The Securities and Exchange Commission’s custody rule governing investment advisors’ custody of client assets imposes various requirements and, in turn, costs on investment advisors, who often need to hire independent accountants to conduct surprise examinations, according to a new report by the Government Accountability Office

To protect investors, the rule requires advisors that have custody to use qualified custodians (e.g., banks or broker-dealers) to hold client assets and have a reasonable basis for believing that the custodian sends account statements directly to clients. The rule took on urgency in the aftermath of Bernard Madoff’s Ponzi scheme, in which his office sent fraudulent statements for decades to his investment clients, who were cheated out of billions of dollars.

The SEC rule also requires advisors with custody, unless they qualify for an exception, to hire an independent public accountant to conduct annually a surprise examination to verify custody of client assets, the GAO noted. According to accountants whom the GAO interviewed for the report, examination cost depends on an adviser's number of clients under custody and other factors.

These factors vary widely across advisors that currently report undergoing surprise examinations: for example, their reported number of clients under custody ranged from 1 client to over 1 million clients as of April 2013. Thus, the cost of the examinations varies widely across the advisors, the GAO noted.

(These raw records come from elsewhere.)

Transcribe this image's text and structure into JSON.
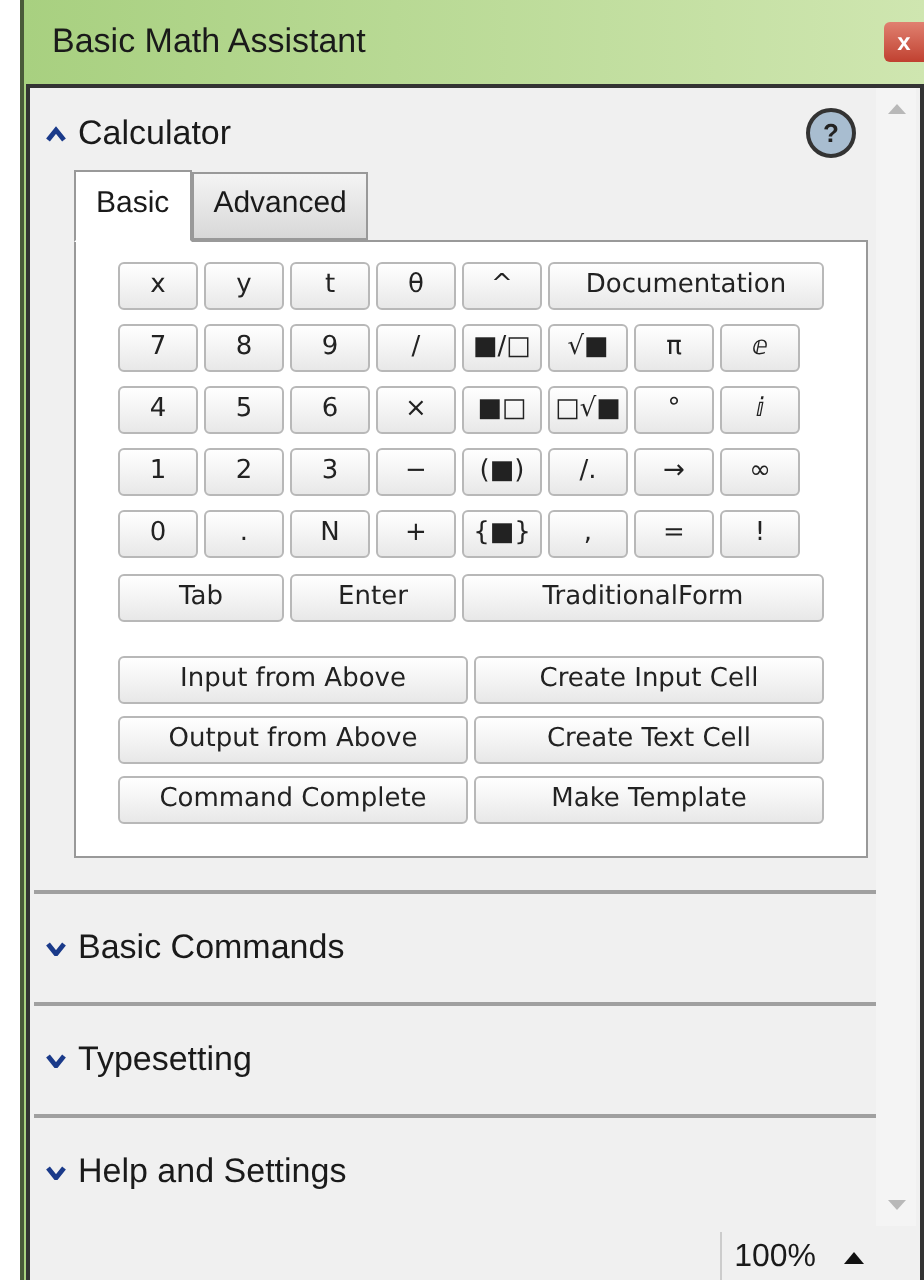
{
  "window": {
    "title": "Basic Math Assistant",
    "close": "x"
  },
  "sections": [
    {
      "title": "Calculator",
      "expanded": true,
      "help": "?",
      "tabs": [
        {
          "label": "Basic",
          "selected": true
        },
        {
          "label": "Advanced",
          "selected": false
        }
      ],
      "key_rows": [
        [
          "x",
          "y",
          "t",
          "θ",
          "^",
          "Documentation"
        ],
        [
          "7",
          "8",
          "9",
          "/",
          "■/□",
          "√■",
          "π",
          "ⅇ"
        ],
        [
          "4",
          "5",
          "6",
          "×",
          "■□",
          "□√■",
          "°",
          "ⅈ"
        ],
        [
          "1",
          "2",
          "3",
          "−",
          "(■)",
          "/.",
          "→",
          "∞"
        ],
        [
          "0",
          ".",
          "N",
          "+",
          "{■}",
          ",",
          "=",
          "!"
        ],
        [
          "Tab",
          "Enter",
          "TraditionalForm"
        ]
      ],
      "action_rows": [
        [
          "Input from Above",
          "Create Input Cell"
        ],
        [
          "Output from Above",
          "Create Text Cell"
        ],
        [
          "Command Complete",
          "Make Template"
        ]
      ]
    },
    {
      "title": "Basic Commands",
      "expanded": false
    },
    {
      "title": "Typesetting",
      "expanded": false
    },
    {
      "title": "Help and Settings",
      "expanded": false
    }
  ],
  "status_bar": {
    "zoom": "100%"
  }
}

The rule also requires advisors maintaining client assets or using a qualified custodian that is a related person to obtain an internal control report to assess the suitability and effectiveness of controls in place. The cost of these reports varies across custodians based on their size and services.

The SEC provided an exception from the surprise examination requirement to, among others, advisors who were deemed to have custody solely because of their use of related but “operationally independent” custodians. According to the SEC, an advisor and custodian under common ownership but having operationally independent management pose relatively lower client custodial risks, because the misuse of client assets would tend to require collusion between the firms’ employees. To be considered operationally independent, an advisor and its related custodian must not be under common supervision, not share premises, and meet other conditions.

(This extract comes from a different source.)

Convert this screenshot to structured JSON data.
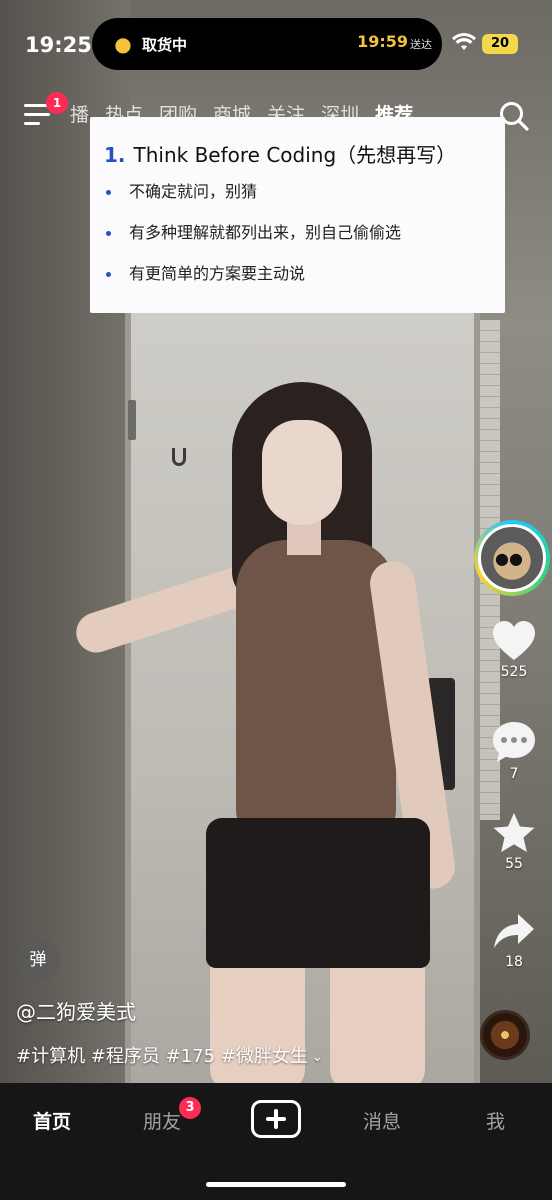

Approximately 2 percent of the SEC-registered advisors qualify for this exception for at least some of their clients. If the exception were eliminated, the cost of the surprise examination would vary across the advisors because the factors that affect examination cost vary widely across the advisors.

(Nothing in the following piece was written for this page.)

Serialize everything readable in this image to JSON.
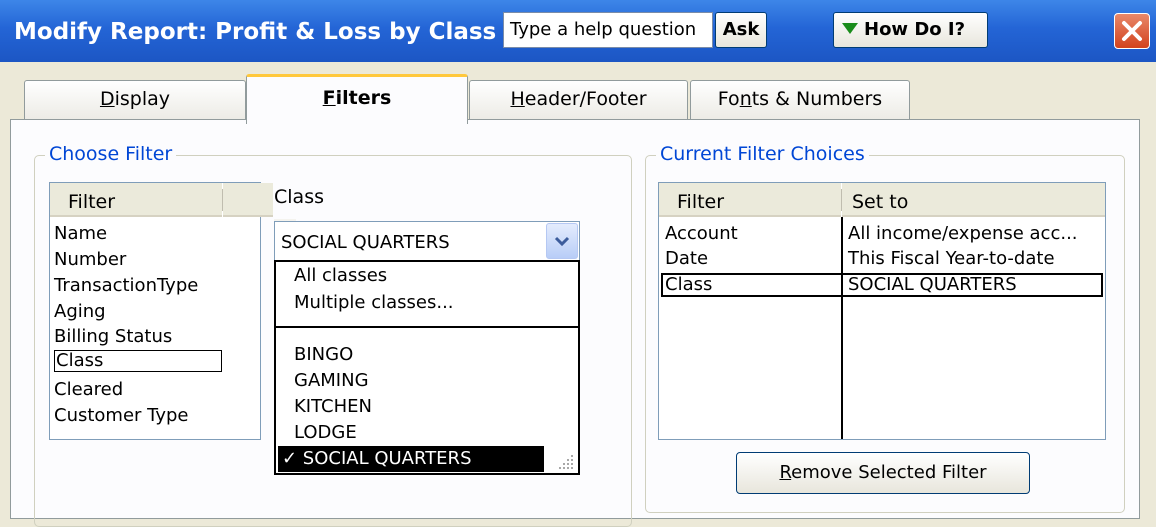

Investment advisors provide a wide range of services and collectively manage around $54 trillion in assets for around 24 million clients. Unlike banks and broker-dealers, investment advisers typically do not maintain physical custody of client assets. However, under federal securities regulations, advisors may be deemed to have custody because of their authority to access client assets, for example, by deducting advisory fees from a client account. High-profile fraud cases in recent years highlighted the risks faced by investors when an adviser has custody of their assets.

In response, the SEC amended its custody rule in 2009 to require a broader range of advisors to undergo annual surprise examinations by independent accountants. At the same time, the SEC provided relief from this requirement to certain advisers, including those deemed to have custody solely because of their use of related but “operationally independent” custodians.

The Dodd-Frank Wall Street Reform and Consumer Protection Act mandated the GAO to study the costs associated with the custody rule. This report describes the requirements of and costs associated with the custody rule and the SEC’s rationale for not requiring advisers using related but operationally independent custodians to undergo surprise examinations.

To address the objectives, the GAO reviewed federal securities laws and related rules, analyzed data on advisers, and met with the SEC, advisors, accounting firms, and industry and other associations.